No matter what you're doing in the game though, you'll find that it's technically spectacular. While it's obviously not up to the PS2 version's incredibly high bar, texture detail is among the best on PSP, and wrestler faces and animations are incredibly accurate. The audio is characterized by the typical slap-and-hit sound effects and angry rock songs that are standard for these games and wrestling in general, but season mode also has a great deal of voice acting from the wrestlers. The quality of this depends entirely on the skill of the wrestler doing the delivery, so it ranges from ear-wrenchingly awful to fantastic, so if it's not good, at least it's realistic.
In fact, there is one major technical issue, and it's one that brings this game down from excellent to merely great – the load time. It's overwhelming; moving from a menu to a match can incur huge load times spread across three splash screens. Smaller but still palpable load time occurs between nearly every change from a menu to another game mode, and loading hiccups can even occur within the game itself. This can cause small moments of freezing in matches or out-of-sync lip movements in cut scenes. It's infuriating, but in a game this good on a format that's never had a really strong game in this genre, it's survivable.

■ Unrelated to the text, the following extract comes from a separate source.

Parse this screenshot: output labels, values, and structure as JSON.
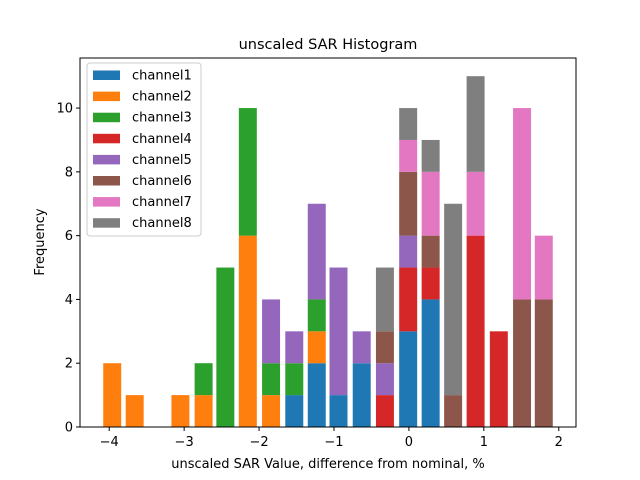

If we absolutely had to do a straight comparison to the PS2 version of the game, we'd find that it doesn't contain as many unlock options, but has more mini-games. We'd find that it doesn't look as good and has longer loading, and lacks some robustness in wrestler creation; we'd find that there's a lack of in-ring commentary and decide on our own if that's a good or bad thing. Throw in the feature of portability, and it's a wash – Smackdown vs Raw 2006 for PSP justifies its premium price tag with a slew of play options, quality technical presentation, and a wrestling system that might be the very best in the genre. If you already have the PS2 version, the connectivity options between the games may not be able to make up for the fact that you just bought the same game twice, but if you're looking for an excellent wrestling experience and you don't want to be leashed to a television, Smackdown vs Raw 2006 has just obsolesced all your other options.